In this future New York Times bestseller I'm proofreading, we
read the following sentence:

Kingdom Protista is a diverse group of living things that contains
animal-like plantlike, and funguslike organisms.

Why is animal-like hyphenated, while plantlike and funguslike are not?
This is consistent in the text, so would not be a print error. I suppose
I could consult a dictionary and see which of the three words are or are
not in the dictionary, that might provide a clue. Anyway, o
impeccabiliacs out there, if you could answer my question, I would be
mildly grateful.

Comments

animal-like vs. funguslike

Funguslike can be done either way, but animal-like cannot due to the two ls.

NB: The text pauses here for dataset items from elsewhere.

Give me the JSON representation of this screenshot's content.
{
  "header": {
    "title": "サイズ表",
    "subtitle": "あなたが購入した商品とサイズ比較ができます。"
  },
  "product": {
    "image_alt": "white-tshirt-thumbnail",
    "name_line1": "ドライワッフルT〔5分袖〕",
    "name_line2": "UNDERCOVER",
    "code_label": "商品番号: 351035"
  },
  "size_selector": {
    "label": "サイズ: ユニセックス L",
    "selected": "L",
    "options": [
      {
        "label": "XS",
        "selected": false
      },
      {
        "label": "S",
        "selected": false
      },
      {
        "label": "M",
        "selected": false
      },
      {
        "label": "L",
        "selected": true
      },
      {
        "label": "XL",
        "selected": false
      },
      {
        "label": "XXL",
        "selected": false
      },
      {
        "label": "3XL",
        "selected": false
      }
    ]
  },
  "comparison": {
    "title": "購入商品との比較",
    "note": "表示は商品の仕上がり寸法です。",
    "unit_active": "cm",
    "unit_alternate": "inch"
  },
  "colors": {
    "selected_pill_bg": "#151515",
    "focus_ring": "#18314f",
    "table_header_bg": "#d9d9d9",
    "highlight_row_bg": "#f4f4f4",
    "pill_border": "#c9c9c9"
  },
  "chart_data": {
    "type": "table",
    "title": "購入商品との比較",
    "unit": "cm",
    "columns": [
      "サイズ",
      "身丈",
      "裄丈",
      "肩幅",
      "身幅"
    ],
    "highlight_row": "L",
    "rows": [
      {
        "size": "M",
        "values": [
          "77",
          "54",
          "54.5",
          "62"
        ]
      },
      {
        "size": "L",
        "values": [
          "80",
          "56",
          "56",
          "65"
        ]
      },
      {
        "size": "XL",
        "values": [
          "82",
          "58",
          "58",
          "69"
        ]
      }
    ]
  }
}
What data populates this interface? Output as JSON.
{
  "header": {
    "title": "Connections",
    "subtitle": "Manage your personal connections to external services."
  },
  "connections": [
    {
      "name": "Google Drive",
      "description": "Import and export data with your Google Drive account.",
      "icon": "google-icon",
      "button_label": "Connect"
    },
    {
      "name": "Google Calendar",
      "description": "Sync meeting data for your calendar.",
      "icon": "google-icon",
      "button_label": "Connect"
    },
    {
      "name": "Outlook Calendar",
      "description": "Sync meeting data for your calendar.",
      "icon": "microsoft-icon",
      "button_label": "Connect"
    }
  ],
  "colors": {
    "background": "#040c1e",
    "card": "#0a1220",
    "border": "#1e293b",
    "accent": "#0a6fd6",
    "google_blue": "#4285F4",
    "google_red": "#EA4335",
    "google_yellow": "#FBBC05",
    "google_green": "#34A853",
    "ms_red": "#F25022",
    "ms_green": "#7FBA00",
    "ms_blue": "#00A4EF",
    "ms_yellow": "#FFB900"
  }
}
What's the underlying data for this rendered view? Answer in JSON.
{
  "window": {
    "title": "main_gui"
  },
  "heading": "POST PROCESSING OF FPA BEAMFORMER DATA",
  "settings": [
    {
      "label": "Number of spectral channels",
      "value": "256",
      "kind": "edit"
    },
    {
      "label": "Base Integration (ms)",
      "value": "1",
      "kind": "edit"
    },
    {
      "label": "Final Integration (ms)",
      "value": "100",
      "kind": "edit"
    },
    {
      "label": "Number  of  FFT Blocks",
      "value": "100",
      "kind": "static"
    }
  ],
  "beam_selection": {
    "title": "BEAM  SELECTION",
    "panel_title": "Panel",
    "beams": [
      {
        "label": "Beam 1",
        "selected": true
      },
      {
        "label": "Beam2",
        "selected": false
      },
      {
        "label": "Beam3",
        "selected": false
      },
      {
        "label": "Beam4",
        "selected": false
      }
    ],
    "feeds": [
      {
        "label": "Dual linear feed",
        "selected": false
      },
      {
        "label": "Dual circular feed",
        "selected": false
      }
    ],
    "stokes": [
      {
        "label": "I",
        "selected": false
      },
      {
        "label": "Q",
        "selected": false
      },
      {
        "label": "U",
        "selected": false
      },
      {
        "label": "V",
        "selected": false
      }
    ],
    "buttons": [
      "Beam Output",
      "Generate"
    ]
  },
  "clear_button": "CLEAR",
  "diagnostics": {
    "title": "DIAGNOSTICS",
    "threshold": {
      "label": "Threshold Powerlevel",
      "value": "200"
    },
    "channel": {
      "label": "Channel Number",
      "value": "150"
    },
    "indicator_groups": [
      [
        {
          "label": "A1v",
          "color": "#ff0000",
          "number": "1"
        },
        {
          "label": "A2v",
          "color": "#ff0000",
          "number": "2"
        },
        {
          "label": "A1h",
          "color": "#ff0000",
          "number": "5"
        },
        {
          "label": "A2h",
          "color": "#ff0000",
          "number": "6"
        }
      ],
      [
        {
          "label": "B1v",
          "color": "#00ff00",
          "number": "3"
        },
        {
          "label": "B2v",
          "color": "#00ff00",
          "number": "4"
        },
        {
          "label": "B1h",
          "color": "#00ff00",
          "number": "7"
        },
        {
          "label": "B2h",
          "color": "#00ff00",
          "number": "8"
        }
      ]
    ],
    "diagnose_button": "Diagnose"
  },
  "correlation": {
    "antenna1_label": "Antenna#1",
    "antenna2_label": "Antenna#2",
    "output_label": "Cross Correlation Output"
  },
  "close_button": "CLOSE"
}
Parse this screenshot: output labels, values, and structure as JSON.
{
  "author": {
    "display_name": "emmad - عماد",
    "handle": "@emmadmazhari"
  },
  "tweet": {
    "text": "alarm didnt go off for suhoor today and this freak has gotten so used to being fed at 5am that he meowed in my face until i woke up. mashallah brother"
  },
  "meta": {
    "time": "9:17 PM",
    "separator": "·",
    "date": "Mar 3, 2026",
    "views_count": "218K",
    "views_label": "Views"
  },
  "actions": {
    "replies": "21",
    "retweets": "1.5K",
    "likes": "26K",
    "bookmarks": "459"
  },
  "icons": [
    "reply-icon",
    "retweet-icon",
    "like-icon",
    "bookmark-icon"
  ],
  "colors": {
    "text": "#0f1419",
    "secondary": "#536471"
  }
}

Re: animal-like vs. funguslike

I was going to say the same thing as the very wise 3kitties . the hyphen in animal-like delineates that there are two words and that they should be pronounced as two distinctive words. Otherwise it would sound, and I am using JFW with Eloquence, animallike, which is not right. But you cannot say animal like because that doesn't mean the same as animal-like. Plantlike and Funguslike do not have the two l's and as such do not need to be hyphenated.
Get it? Got it? Good. :)

Re: animal-like vs. funguslike

Aha. Makes perfect sense. Thank you. I can finally sleep nights again.